As a funny coincidence, just yesterday, the day I made the teacake, and after I did so, I came across a wonderful blog, thirsteafortea, that features wonderful information regarding teas of all sorts, the ceremony of tea brewing and drinking, and recipes for traditional tea accompaniments such as dumplings and scones, as well as reviews of tea houses. The blog is beautifully photographed and written and has peaked my interest in tea, which I’ve always associated with refinement, serenity, a demure and quiet tempered disposition, and sophistication, rather than (for right or wrong) the things I associate with coffee such as young hipsters, jacked up drivers, hot tempers, full throttle emotional living, and high anxiety. I love my coffee and have never thought to incorporate tea into my beverage arsenal, but now I am interested. We’ll see how that affects my cooking!
Second up was brisket, which has always eluded me. I don’t often make large roasts of meat and the one time I did make brisket, it was from a Suzanne Goin recipe that took me two days and multiple ingredients, stages, and techniques. It was good but too much work that I don’t like. I’d rather be baking and frying up burgers than browning, deglazing, braising, de-fatting, slicing, re-heating and on and on, large pieces of meat. Enter Huckleberry’s recipe, which is super simple and yielded the most delicious, tomato/wine sauced, tender brisket I have ever eaten. To stay true to her recipe I served it as a “breakfast hash” with fried eggs, but for dinner!

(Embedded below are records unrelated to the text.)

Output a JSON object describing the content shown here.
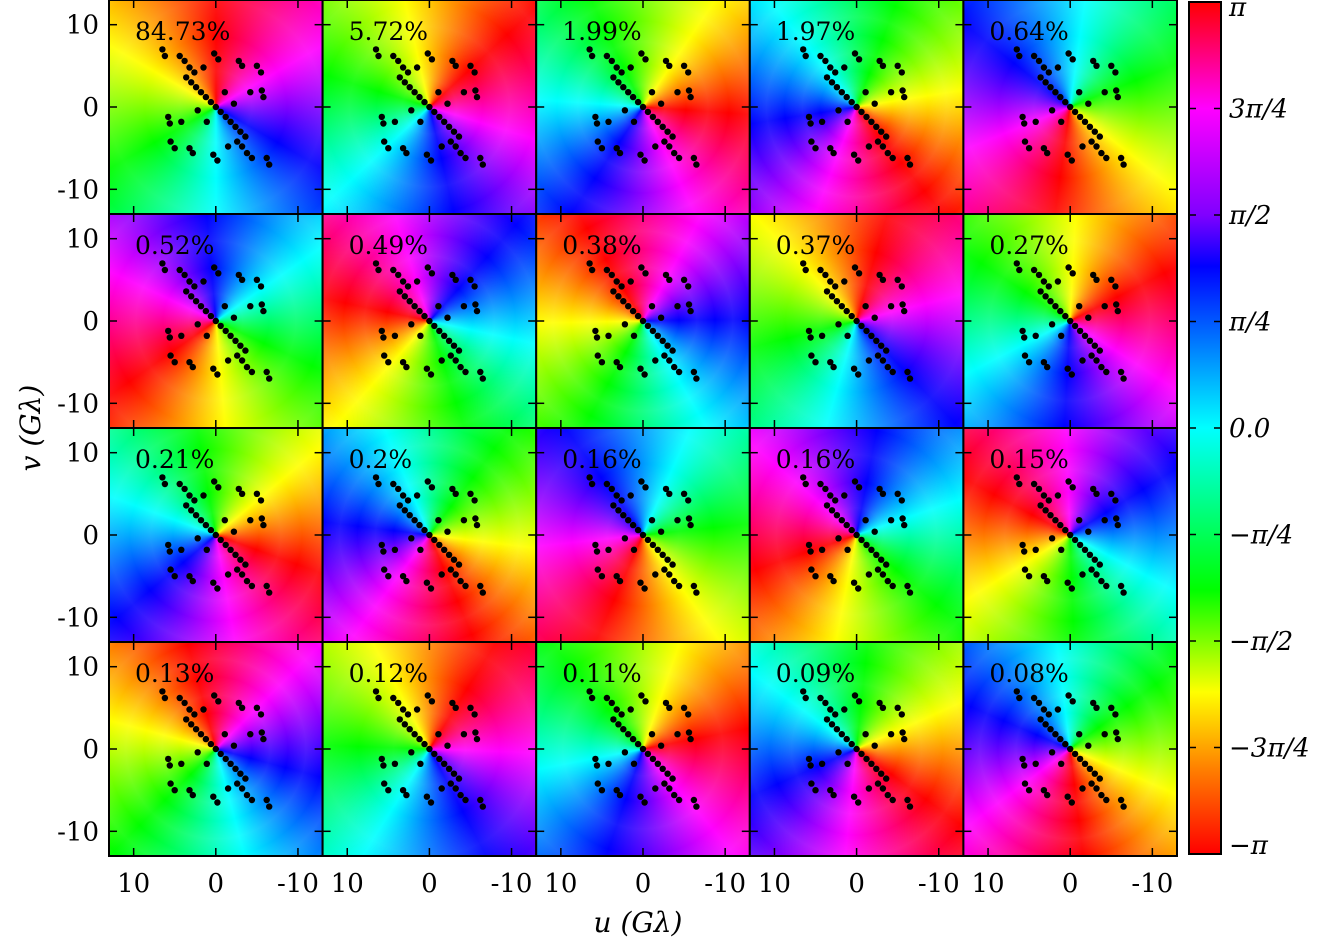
{
  "chart_data": {
    "type": "heatmap",
    "title": "",
    "xlabel": "u (Gλ)",
    "ylabel": "v (Gλ)",
    "grid_rows": 4,
    "grid_cols": 5,
    "xlim": [
      13,
      -13
    ],
    "ylim": [
      -13,
      13
    ],
    "x_ticks": [
      "10",
      "0",
      "-10"
    ],
    "y_ticks": [
      "10",
      "0",
      "-10"
    ],
    "panel_labels": [
      "84.73%",
      "5.72%",
      "1.99%",
      "1.97%",
      "0.64%",
      "0.52%",
      "0.49%",
      "0.38%",
      "0.37%",
      "0.27%",
      "0.21%",
      "0.2%",
      "0.16%",
      "0.16%",
      "0.15%",
      "0.13%",
      "0.12%",
      "0.11%",
      "0.09%",
      "0.08%"
    ],
    "colorbar": {
      "range": [
        -3.14159,
        3.14159
      ],
      "tick_labels": [
        "π",
        "3π/4",
        "π/2",
        "π/4",
        "0.0",
        "−π/4",
        "−π/2",
        "−3π/4",
        "−π"
      ],
      "tick_values": [
        3.14159,
        2.35619,
        1.5708,
        0.7854,
        0,
        -0.7854,
        -1.5708,
        -2.35619,
        -3.14159
      ],
      "colormap": "hsv-phase"
    },
    "uv_points": [
      [
        6.5,
        7
      ],
      [
        6.2,
        6.2
      ],
      [
        0.2,
        6.5
      ],
      [
        -0.3,
        5.8
      ],
      [
        -2.8,
        5.6
      ],
      [
        -3.2,
        5
      ],
      [
        -5,
        5
      ],
      [
        -5.5,
        4.2
      ],
      [
        3.6,
        3.6
      ],
      [
        3.0,
        3.0
      ],
      [
        2.4,
        2.4
      ],
      [
        1.8,
        1.8
      ],
      [
        1.2,
        1.2
      ],
      [
        0.6,
        0.6
      ],
      [
        0,
        0
      ],
      [
        -0.6,
        -0.6
      ],
      [
        -1.2,
        -1.2
      ],
      [
        -1.8,
        -1.8
      ],
      [
        -2.4,
        -2.4
      ],
      [
        -3.0,
        -3.0
      ],
      [
        -3.6,
        -3.6
      ],
      [
        3.2,
        4.8
      ],
      [
        2.6,
        4.2
      ],
      [
        -3.2,
        -4.8
      ],
      [
        -2.6,
        -4.2
      ],
      [
        5.8,
        -1.2
      ],
      [
        5.6,
        -2
      ],
      [
        -5.8,
        1.2
      ],
      [
        -5.6,
        2
      ],
      [
        0.3,
        -5.8
      ],
      [
        -0.2,
        -6.5
      ],
      [
        2.8,
        -5.6
      ],
      [
        3.2,
        -5
      ],
      [
        5,
        -5
      ],
      [
        5.5,
        -4.2
      ],
      [
        -6.5,
        -7
      ],
      [
        -6.2,
        -6.2
      ],
      [
        4.2,
        -1.8
      ],
      [
        -4.2,
        1.8
      ],
      [
        1.5,
        4.8
      ],
      [
        -1.5,
        -4.8
      ],
      [
        -3.8,
        -5.6
      ],
      [
        -4.4,
        -6.2
      ],
      [
        3.8,
        5.6
      ],
      [
        4.4,
        6.2
      ],
      [
        1.1,
        -1.8
      ],
      [
        -1.1,
        1.8
      ],
      [
        2.2,
        -0.4
      ],
      [
        -2.2,
        0.4
      ]
    ]
  }
}
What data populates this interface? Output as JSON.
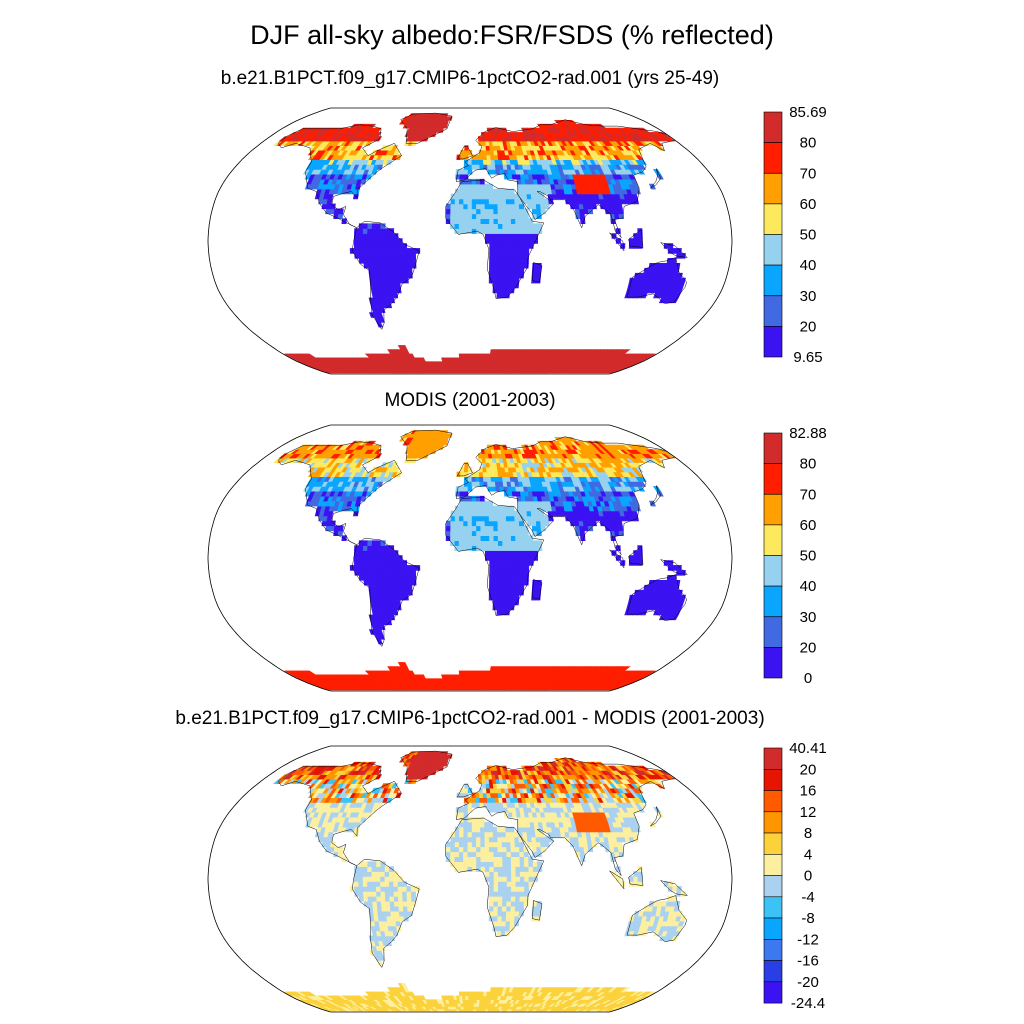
{
  "title": "DJF all-sky albedo:FSR/FSDS (% reflected)",
  "chart_data": [
    {
      "type": "heatmap",
      "projection": "robinson",
      "title": "b.e21.B1PCT.f09_g17.CMIP6-1pctCO2-rad.001 (yrs 25-49)",
      "colorbar": {
        "labels": [
          "85.69",
          "80",
          "70",
          "60",
          "50",
          "40",
          "30",
          "20",
          "9.65"
        ],
        "min": 9.65,
        "max": 85.69,
        "levels": [
          20,
          30,
          40,
          50,
          60,
          70,
          80
        ],
        "colors": [
          "#3b13f2",
          "#4169e1",
          "#0aa5ff",
          "#96d2f0",
          "#fce95e",
          "#ff9f00",
          "#ff1e00",
          "#d22b2b"
        ]
      }
    },
    {
      "type": "heatmap",
      "projection": "robinson",
      "title": "MODIS (2001-2003)",
      "colorbar": {
        "labels": [
          "82.88",
          "80",
          "70",
          "60",
          "50",
          "40",
          "30",
          "20",
          "0"
        ],
        "min": 0,
        "max": 82.88,
        "levels": [
          20,
          30,
          40,
          50,
          60,
          70,
          80
        ],
        "colors": [
          "#3b13f2",
          "#4169e1",
          "#0aa5ff",
          "#96d2f0",
          "#fce95e",
          "#ff9f00",
          "#ff1e00",
          "#d22b2b"
        ]
      }
    },
    {
      "type": "heatmap",
      "projection": "robinson",
      "title": "b.e21.B1PCT.f09_g17.CMIP6-1pctCO2-rad.001 - MODIS (2001-2003)",
      "colorbar": {
        "labels": [
          "40.41",
          "20",
          "16",
          "12",
          "8",
          "4",
          "0",
          "-4",
          "-8",
          "-12",
          "-16",
          "-20",
          "-24.4"
        ],
        "min": -24.4,
        "max": 40.41,
        "levels": [
          -20,
          -16,
          -12,
          -8,
          -4,
          0,
          4,
          8,
          12,
          16,
          20
        ],
        "colors": [
          "#3b13f2",
          "#2a3ee6",
          "#3c78f0",
          "#0aa5ff",
          "#3cc3f5",
          "#aad2f0",
          "#fcf0a0",
          "#fcd23c",
          "#ff9600",
          "#ff5a00",
          "#e61400",
          "#d22b2b"
        ]
      }
    }
  ]
}
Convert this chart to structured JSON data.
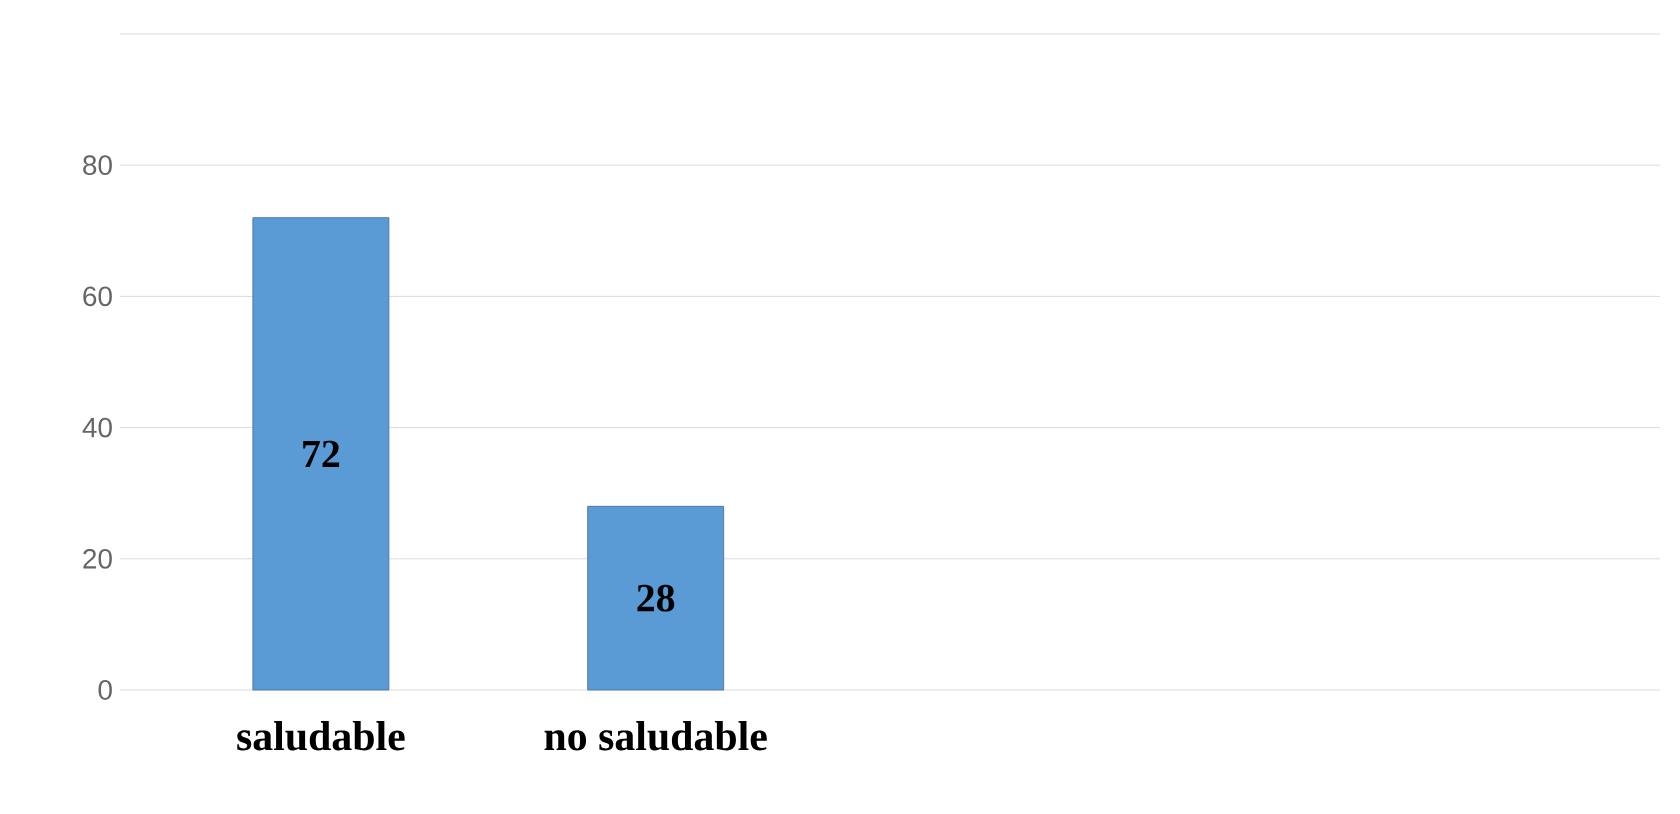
{
  "chart_data": {
    "type": "bar",
    "categories": [
      "saludable",
      "no saludable"
    ],
    "values": [
      72,
      28
    ],
    "color": "#5b9bd5",
    "ylim": [
      0,
      100
    ],
    "yticks": [
      0,
      20,
      40,
      60,
      80,
      {
        "value": 100,
        "label": null
      }
    ],
    "grid": "y",
    "data_labels": true
  }
}
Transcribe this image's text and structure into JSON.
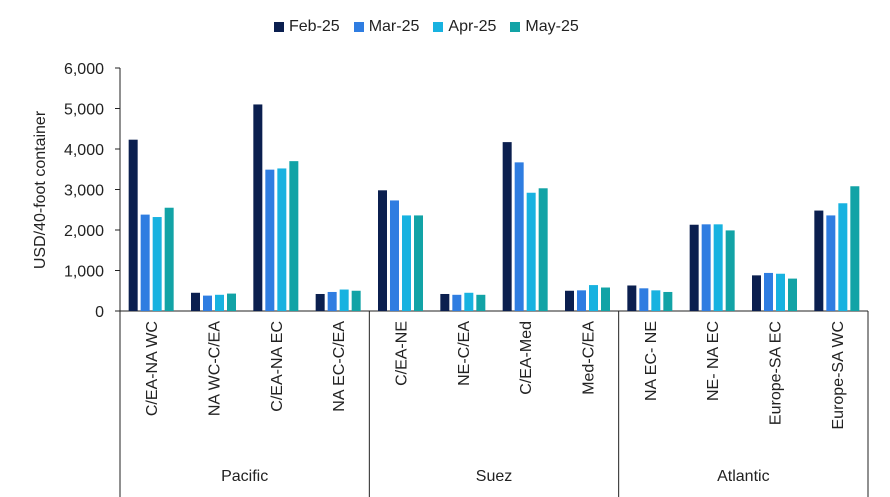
{
  "chart_data": {
    "type": "bar",
    "title": "",
    "ylabel": "USD/40-foot container",
    "ylim": [
      0,
      6000
    ],
    "yticks": [
      "0",
      "1,000",
      "2,000",
      "3,000",
      "4,000",
      "5,000",
      "6,000"
    ],
    "ytick_values": [
      0,
      1000,
      2000,
      3000,
      4000,
      5000,
      6000
    ],
    "categories": [
      "C/EA-NA WC",
      "NA WC-C/EA",
      "C/EA-NA EC",
      "NA EC-C/EA",
      "C/EA-NE",
      "NE-C/EA",
      "C/EA-Med",
      "Med-C/EA",
      "NA EC- NE",
      "NE- NA EC",
      "Europe-SA EC",
      "Europe-SA WC"
    ],
    "groups": [
      {
        "label": "Pacific",
        "start": 0,
        "end": 3
      },
      {
        "label": "Suez",
        "start": 4,
        "end": 7
      },
      {
        "label": "Atlantic",
        "start": 8,
        "end": 11
      }
    ],
    "legend_position": "top",
    "grid": false,
    "series": [
      {
        "name": "Feb-25",
        "color": "#0b1f4f",
        "values": [
          4230,
          450,
          5100,
          420,
          2980,
          420,
          4170,
          500,
          630,
          2130,
          880,
          2480
        ]
      },
      {
        "name": "Mar-25",
        "color": "#2f7de1",
        "values": [
          2380,
          380,
          3490,
          470,
          2730,
          400,
          3670,
          510,
          560,
          2140,
          940,
          2360
        ]
      },
      {
        "name": "Apr-25",
        "color": "#18b2e0",
        "values": [
          2320,
          400,
          3520,
          530,
          2360,
          450,
          2920,
          640,
          510,
          2140,
          920,
          2660
        ]
      },
      {
        "name": "May-25",
        "color": "#12a3a6",
        "values": [
          2550,
          430,
          3700,
          500,
          2360,
          400,
          3030,
          580,
          470,
          1990,
          800,
          3080
        ]
      }
    ]
  }
}
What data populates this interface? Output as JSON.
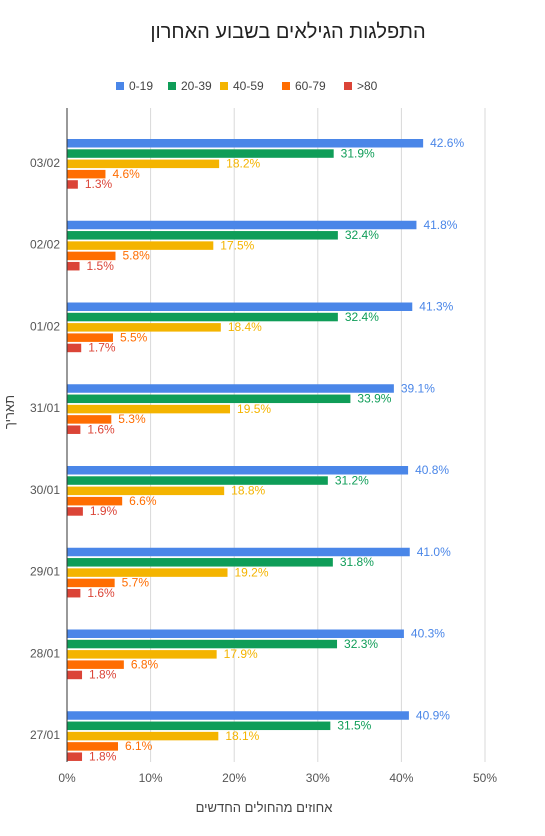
{
  "chart_data": {
    "type": "bar",
    "orientation": "horizontal",
    "title": "התפלגות הגילאים בשבוע האחרון",
    "xlabel": "אחוזים מהחולים החדשים",
    "ylabel": "תאריך",
    "xlim": [
      0,
      50
    ],
    "x_ticks": [
      "0%",
      "10%",
      "20%",
      "30%",
      "40%",
      "50%"
    ],
    "grid": true,
    "legend_position": "top",
    "categories": [
      "03/02",
      "02/02",
      "01/02",
      "31/01",
      "30/01",
      "29/01",
      "28/01",
      "27/01"
    ],
    "series": [
      {
        "name": "0-19",
        "color": "#4a86e8",
        "values": [
          42.6,
          41.8,
          41.3,
          39.1,
          40.8,
          41.0,
          40.3,
          40.9
        ],
        "labels": [
          "42.6%",
          "41.8%",
          "41.3%",
          "39.1%",
          "40.8%",
          "41.0%",
          "40.3%",
          "40.9%"
        ]
      },
      {
        "name": "20-39",
        "color": "#0f9d58",
        "values": [
          31.9,
          32.4,
          32.4,
          33.9,
          31.2,
          31.8,
          32.3,
          31.5
        ],
        "labels": [
          "31.9%",
          "32.4%",
          "32.4%",
          "33.9%",
          "31.2%",
          "31.8%",
          "32.3%",
          "31.5%"
        ]
      },
      {
        "name": "40-59",
        "color": "#f4b400",
        "values": [
          18.2,
          17.5,
          18.4,
          19.5,
          18.8,
          19.2,
          17.9,
          18.1
        ],
        "labels": [
          "18.2%",
          "17.5%",
          "18.4%",
          "19.5%",
          "18.8%",
          "19.2%",
          "17.9%",
          "18.1%"
        ]
      },
      {
        "name": "60-79",
        "color": "#ff6d01",
        "values": [
          4.6,
          5.8,
          5.5,
          5.3,
          6.6,
          5.7,
          6.8,
          6.1
        ],
        "labels": [
          "4.6%",
          "5.8%",
          "5.5%",
          "5.3%",
          "6.6%",
          "5.7%",
          "6.8%",
          "6.1%"
        ]
      },
      {
        "name": ">80",
        "color": "#db4437",
        "values": [
          1.3,
          1.5,
          1.7,
          1.6,
          1.9,
          1.6,
          1.8,
          1.8
        ],
        "labels": [
          "1.3%",
          "1.5%",
          "1.7%",
          "1.6%",
          "1.9%",
          "1.6%",
          "1.8%",
          "1.8%"
        ]
      }
    ]
  }
}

Finally, my holy grail of baking: the famous “super cheesy rye biscuit” that lived off (for breakfast) almost every day for a year. Milo & Olive happens to be about 2 blocks from where I used to work, a very easy bike-ride break on my way to work. I was so distressed when they first moved the daily biscuit to weekends only, then to some weekends, then they disappeared. When Zoe announced her book I wrote to her inquiring if the biscuit recipe would be in there, and to my delight she responded affirmative. Now I know why the biscuits are delicious: cream cheese, parmesan, sharp cheddar, butter, butter and butter, buttermilk, rye flour and . . . well you get the picture. The upside is they are so easy to make, you freeze the biscuits for at least 2 hours but up to . . . . quite a long time, which makes it so convenient to just have one or two at a time if you are a small family or your own family!, and they are so delicious that my husband when he took a bite hot out of the oven, shoved his dinner plate to the other end of the table and put his hand on his forehead as if to express the high drama and seriousness of this biscuit.